Kolstad: He says small business has declined in the city. “I wish what he was saying was true, but East Lake St., looks like Detroit in the ’70s. Things are not going well.”
We have to find ways to support businesses. Green jobs is a great opportunity for the city. I’d like to turn it into a center for green technology. If I become mayor, I’d want to have an empowerment zone just for cities doing that and focus on small and independent businesses.
12:47 p.m. Can we assume taxes will go up?
Kolstad: Some people are hurting very badly. It’s taking almost all of my capital to pay taxes, fees, and fines. They just started a new 20 percent penalty for fees that aren’t paid on time. There are non-essential things; there hasn’t been an internal audit in more than three years.
Rybak: The city is audited every year by the state auditor. Over the last eight years, I’ve made a series of tough choices and significant cuts. We cut $1.4 million out of budget last year. The city has navigated through incredibly difficult time. When I came into office, the city’s debt rating was going down. First thing we said is we’d cut spending, then reform services and lay out a five year plan that would require people to put more money in. I’m very concerned about property taxes. Part of this issue rests on my shoulders. People who want property taxes should propose any cut they want to make, but we’re not going to retreat on the process we’ve made. Not going to take cops off the street, or cut job creation strategies.
12:51 p.m. Why should people vote for you if you’re going to run for governor?
Rybak: They knew three years ago when I became first mayor to endorse Obama that I would spend a lot of time campaigning for Obama. The years when we lowered unemployment, I was campaigning for Obama, but I was also working hard as mayor. The only thing I don’t love about my job is the fiscal chaos.
Kolstad: He’s appeared at three governor forums already. It’s clear from what he’s doing that he’ll run. We’ve tried to get him to mayoral debates and he hasn’t attended a single one. In 2001, there were 20 debates, in 2005 there were 10 debates for mayor. This year there were none. The mayor should make a choice.
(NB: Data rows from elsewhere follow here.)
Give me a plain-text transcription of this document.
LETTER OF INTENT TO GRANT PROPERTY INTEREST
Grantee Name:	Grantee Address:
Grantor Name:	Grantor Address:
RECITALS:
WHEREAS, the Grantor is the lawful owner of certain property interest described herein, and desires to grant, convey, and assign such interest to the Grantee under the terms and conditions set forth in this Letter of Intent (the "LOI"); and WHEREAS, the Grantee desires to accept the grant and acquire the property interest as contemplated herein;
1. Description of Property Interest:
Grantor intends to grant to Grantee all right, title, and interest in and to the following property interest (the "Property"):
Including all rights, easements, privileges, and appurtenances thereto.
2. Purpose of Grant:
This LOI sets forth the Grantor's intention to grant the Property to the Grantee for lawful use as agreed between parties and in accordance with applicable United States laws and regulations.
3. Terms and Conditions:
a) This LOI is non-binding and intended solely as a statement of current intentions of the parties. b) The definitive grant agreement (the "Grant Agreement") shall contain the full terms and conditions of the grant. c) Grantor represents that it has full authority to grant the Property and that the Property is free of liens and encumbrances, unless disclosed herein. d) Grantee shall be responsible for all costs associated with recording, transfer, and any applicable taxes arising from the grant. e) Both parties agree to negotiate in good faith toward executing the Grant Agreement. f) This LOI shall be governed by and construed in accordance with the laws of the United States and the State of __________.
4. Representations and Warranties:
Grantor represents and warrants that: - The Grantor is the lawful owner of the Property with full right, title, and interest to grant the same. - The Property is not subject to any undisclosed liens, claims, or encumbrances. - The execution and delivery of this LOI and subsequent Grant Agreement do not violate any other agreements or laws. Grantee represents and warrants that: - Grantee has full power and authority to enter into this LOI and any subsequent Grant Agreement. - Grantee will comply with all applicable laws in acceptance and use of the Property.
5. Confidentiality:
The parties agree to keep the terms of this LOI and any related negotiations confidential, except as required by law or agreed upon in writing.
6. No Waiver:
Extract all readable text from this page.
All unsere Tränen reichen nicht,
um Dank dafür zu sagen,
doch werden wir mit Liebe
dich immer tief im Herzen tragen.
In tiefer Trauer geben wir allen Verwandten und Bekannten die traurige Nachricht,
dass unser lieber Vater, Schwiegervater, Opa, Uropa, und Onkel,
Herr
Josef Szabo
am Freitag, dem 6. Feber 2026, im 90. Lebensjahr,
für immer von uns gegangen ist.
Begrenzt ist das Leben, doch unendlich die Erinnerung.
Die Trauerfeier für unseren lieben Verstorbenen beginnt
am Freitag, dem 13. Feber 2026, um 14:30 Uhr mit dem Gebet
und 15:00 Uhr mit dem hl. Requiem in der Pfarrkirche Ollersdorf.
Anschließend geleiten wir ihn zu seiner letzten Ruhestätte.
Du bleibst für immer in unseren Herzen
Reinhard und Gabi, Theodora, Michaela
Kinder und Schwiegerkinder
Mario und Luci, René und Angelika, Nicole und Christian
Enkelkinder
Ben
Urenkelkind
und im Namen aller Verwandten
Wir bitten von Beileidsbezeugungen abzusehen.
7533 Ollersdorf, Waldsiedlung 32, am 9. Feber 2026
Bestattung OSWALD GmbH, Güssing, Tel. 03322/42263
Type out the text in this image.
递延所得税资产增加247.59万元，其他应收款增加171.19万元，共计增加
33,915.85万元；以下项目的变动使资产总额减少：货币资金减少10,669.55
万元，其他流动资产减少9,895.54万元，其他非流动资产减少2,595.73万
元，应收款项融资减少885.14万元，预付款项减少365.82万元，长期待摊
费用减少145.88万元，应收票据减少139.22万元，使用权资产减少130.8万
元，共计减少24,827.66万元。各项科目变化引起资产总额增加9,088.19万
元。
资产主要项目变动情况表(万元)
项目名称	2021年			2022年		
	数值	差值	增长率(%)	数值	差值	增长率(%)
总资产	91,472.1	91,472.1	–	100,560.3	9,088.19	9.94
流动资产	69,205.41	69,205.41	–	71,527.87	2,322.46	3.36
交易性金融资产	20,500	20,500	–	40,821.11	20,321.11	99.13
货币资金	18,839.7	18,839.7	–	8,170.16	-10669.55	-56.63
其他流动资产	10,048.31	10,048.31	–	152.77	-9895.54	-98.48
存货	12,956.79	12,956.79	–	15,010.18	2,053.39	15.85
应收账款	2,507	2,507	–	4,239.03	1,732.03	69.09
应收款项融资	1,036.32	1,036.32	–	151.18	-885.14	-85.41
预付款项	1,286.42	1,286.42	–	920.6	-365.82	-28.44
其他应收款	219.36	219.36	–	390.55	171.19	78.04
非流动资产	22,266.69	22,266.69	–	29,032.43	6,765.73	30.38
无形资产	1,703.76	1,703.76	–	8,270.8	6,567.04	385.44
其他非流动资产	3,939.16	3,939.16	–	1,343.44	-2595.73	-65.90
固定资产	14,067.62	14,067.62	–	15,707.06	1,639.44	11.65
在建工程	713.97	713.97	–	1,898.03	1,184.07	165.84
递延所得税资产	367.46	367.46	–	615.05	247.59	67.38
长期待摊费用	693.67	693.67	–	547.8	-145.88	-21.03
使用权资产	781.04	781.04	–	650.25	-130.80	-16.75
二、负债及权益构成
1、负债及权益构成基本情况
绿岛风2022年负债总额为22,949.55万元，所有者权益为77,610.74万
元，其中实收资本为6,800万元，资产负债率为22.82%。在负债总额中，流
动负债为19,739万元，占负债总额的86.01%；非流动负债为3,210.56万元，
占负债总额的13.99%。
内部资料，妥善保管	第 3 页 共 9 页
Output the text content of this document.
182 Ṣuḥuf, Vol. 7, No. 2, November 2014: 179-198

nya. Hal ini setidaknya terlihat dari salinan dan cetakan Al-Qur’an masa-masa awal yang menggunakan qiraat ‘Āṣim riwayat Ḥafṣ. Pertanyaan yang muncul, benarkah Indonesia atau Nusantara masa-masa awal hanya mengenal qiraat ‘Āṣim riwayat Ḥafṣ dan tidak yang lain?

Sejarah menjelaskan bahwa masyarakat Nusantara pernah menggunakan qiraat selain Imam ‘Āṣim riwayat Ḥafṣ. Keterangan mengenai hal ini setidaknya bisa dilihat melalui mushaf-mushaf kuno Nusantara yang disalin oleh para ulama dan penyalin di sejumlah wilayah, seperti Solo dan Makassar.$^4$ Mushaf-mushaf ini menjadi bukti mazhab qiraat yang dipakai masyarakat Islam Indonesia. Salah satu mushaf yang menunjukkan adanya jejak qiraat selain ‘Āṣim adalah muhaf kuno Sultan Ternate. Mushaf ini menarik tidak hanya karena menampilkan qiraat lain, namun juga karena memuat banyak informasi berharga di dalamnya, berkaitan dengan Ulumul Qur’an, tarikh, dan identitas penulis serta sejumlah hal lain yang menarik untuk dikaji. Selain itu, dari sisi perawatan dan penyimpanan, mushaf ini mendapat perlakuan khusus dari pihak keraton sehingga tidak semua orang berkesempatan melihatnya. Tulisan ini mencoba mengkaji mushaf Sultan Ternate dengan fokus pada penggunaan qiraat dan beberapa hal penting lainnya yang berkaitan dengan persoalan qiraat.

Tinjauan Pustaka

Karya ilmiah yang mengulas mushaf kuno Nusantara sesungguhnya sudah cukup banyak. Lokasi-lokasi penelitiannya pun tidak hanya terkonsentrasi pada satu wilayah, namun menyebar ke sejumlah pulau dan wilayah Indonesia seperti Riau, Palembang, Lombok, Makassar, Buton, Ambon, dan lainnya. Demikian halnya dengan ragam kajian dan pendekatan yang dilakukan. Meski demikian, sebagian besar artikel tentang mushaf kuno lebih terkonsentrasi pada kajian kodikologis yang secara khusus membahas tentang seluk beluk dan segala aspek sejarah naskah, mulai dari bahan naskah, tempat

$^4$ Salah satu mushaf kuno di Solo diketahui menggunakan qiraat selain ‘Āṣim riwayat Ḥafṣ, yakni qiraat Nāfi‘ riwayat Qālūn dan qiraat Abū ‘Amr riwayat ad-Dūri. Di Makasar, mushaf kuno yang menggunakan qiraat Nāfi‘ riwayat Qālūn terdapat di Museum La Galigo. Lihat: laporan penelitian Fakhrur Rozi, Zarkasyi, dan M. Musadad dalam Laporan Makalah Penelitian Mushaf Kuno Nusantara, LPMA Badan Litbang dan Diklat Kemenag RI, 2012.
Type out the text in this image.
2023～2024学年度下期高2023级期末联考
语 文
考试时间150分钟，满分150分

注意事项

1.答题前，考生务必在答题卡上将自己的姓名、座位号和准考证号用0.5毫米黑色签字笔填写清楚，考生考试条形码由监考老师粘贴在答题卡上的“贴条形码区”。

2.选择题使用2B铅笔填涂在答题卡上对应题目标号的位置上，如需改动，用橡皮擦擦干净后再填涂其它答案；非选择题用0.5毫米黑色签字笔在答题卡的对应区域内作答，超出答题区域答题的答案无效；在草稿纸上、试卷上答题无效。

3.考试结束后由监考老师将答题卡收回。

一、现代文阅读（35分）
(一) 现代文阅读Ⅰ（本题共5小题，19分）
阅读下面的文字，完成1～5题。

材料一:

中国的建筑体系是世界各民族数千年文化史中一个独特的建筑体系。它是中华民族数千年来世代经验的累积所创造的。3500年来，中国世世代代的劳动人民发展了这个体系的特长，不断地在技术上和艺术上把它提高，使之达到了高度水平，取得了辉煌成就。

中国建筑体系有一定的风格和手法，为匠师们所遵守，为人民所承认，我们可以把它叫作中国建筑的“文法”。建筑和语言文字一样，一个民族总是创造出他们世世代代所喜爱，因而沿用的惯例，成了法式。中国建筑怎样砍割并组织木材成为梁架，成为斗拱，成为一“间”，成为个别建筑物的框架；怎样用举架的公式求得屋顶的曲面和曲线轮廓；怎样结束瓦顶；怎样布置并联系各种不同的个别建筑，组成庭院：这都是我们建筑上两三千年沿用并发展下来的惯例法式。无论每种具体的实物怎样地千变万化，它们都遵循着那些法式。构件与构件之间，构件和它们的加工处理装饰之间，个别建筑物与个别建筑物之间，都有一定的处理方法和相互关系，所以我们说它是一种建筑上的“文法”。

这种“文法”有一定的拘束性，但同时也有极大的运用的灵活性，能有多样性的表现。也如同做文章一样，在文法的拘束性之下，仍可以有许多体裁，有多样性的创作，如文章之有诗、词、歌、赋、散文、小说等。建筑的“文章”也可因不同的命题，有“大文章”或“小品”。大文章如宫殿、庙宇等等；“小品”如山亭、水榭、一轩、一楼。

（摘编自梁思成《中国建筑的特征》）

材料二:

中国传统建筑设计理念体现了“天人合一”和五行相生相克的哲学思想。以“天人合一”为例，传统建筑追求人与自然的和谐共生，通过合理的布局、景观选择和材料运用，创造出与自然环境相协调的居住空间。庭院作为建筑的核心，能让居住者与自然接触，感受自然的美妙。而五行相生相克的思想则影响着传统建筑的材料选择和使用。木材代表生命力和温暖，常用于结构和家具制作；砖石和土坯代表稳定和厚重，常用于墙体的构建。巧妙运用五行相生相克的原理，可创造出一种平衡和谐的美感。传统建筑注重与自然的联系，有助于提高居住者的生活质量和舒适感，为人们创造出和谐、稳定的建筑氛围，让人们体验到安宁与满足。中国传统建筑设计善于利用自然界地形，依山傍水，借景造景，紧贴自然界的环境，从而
12:54 p.m. Q: Do you support Republican and Independent Party platforms?
Kolstad: I’m endorsed by the GOP of Minneapolis, which is a little different than the statewide party.
Kolstad: I’m heading up a broad coalition across the political spectrum. These people are tired of mismanagement in Minneapolis. Are we better off than we were eight years ago? Most of us are not and it has to do with mismanagement by mayor and city council. Will remove regulatory burden on small business. I have 30 years of experience.
Rybak: I walked into our workforce center at Chicago and Lake and found something in short supply: hope. If that was the only sign of hope, I’d say our work has been successful. But then you look at Allina in the old Sears building, the streets are cleaner, in North Minneapolis you see crime dramatically down and improvements on West Broadway. There’s been strong fiscal management. When a bridge collapses, when a tornado goes through a neighborhood, I’ve been a mayor who shows up.